Bump in the Night

Frantic.

Can’t move.

Need to move.

It’s dark. Very dark.

Everyone is talking all at once. Crossing over one another, muddled. I can’t understand them, I can’t communicate.

Fear.

For so long, fear – deep, visceral, antagonizing – has sought me out at night.

Night terrors of some form are a frequent feature of my sleep. As a kid, I recall screaming into bottomless holes that appeared in my bedroom; falling and falling and falling down the front stairs, never finding the bottom but forever falling; the Swamp Monster (yea, the black and white 50s one that’s laughable now) coming for me across the lake.

I sleep-walked: turning on the bathtub, wandering out the front door, and properly freaking out my parents by standing Poltergeist style at the end of their bed in the long-sleeved ruffled nightgown my grandmother made me with my stringy dirty blonde hair framing my little creeper face.

As long as these nightmares have gone on, I still have no idea where they come from. I have an overactive and vibrant imagination, but I have long avoided horror movies, scary stories, and (mostly) being out in abandoned shacks in the middle of the woods at midnight.

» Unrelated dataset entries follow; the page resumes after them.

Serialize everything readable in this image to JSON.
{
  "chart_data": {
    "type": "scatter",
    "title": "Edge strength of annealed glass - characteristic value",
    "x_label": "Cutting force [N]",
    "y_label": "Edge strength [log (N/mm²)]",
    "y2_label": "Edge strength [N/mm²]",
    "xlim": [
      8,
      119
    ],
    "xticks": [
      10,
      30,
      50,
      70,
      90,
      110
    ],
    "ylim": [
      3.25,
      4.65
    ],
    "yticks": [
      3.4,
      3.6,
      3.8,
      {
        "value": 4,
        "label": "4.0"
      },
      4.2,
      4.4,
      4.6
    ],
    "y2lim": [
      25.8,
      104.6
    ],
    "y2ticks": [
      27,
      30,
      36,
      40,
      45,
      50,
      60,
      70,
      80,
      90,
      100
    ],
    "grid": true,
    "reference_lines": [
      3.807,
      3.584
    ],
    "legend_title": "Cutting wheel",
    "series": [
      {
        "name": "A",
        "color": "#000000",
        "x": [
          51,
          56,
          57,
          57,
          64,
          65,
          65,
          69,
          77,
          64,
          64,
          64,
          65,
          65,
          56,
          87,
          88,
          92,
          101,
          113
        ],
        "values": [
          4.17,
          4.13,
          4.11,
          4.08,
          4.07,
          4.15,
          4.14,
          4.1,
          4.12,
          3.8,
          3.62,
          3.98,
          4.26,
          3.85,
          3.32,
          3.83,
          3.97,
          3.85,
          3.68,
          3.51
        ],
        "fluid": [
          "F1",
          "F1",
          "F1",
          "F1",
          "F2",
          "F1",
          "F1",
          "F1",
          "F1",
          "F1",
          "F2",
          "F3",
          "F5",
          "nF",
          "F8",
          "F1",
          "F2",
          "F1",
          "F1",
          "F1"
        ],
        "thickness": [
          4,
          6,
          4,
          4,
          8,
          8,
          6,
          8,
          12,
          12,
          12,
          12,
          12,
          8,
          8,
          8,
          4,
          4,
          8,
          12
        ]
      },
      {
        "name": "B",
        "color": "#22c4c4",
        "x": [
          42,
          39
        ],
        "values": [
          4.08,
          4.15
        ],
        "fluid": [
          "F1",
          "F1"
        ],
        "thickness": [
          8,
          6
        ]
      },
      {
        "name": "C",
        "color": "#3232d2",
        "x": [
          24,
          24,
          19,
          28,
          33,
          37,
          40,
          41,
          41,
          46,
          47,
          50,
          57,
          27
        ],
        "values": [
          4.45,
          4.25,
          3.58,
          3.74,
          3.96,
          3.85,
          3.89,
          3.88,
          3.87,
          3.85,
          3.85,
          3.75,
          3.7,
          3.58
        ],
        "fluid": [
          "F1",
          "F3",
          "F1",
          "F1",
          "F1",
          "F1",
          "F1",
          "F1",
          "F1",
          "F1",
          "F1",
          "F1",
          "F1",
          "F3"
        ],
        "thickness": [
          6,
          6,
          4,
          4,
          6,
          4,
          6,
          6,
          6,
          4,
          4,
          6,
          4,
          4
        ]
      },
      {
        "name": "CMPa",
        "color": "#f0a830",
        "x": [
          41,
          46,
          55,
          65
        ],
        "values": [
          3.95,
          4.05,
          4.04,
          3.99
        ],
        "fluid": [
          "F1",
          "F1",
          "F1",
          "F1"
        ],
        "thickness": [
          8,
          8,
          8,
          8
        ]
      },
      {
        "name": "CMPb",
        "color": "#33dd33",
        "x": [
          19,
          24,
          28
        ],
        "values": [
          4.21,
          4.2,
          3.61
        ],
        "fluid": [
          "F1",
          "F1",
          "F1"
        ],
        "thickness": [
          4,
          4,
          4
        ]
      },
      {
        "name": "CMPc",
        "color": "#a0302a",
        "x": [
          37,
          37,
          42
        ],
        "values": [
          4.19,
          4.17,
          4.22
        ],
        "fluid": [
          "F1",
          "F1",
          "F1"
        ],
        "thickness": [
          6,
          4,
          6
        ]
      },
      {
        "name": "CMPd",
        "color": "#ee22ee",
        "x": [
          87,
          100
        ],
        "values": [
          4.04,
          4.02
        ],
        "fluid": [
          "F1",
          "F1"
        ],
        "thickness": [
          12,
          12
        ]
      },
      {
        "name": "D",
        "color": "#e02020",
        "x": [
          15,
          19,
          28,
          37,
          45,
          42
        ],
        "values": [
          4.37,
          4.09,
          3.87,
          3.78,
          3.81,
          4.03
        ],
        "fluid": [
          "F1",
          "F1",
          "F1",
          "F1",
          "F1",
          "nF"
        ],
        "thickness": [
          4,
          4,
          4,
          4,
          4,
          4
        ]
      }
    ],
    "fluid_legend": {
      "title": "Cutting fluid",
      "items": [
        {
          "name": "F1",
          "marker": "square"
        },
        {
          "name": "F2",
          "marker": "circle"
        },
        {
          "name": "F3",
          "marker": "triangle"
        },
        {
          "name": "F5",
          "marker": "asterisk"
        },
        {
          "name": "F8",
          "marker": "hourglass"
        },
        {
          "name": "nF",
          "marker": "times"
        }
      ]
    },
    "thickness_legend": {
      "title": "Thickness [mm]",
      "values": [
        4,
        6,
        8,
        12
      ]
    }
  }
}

Yet, these images persist.

With age, they’ve become more realistic – my very real anxieties about success, money, death – playing out in my dreams. But then there’s the ones where I have to hunt a shark in a flood with my paternal grandma and the cast of How I Met Your Mother and it’s still horrifying (that one didn’t turn out well…).

And I have no idea how to stop them. So usually I just sit with them. I can’t wake myself up from the dream, but I’m lucid.

So I participate. I grab that harpoon gun and run onto that WWII duck boat with my four foot nine octogenarian matriarch outfitted in her usual Chanel. If I can’t get away from the fear, at least I can somehow try to be active in it – to deal with whatever my subconscious needs – and maybe learn how to take down a rabid, somehow land-capable, ocean terror.

himym shark

***

The Art of the Everyday – January 9. 1984: You’re locked in a room with your greatest fear. Describe what’s in the room.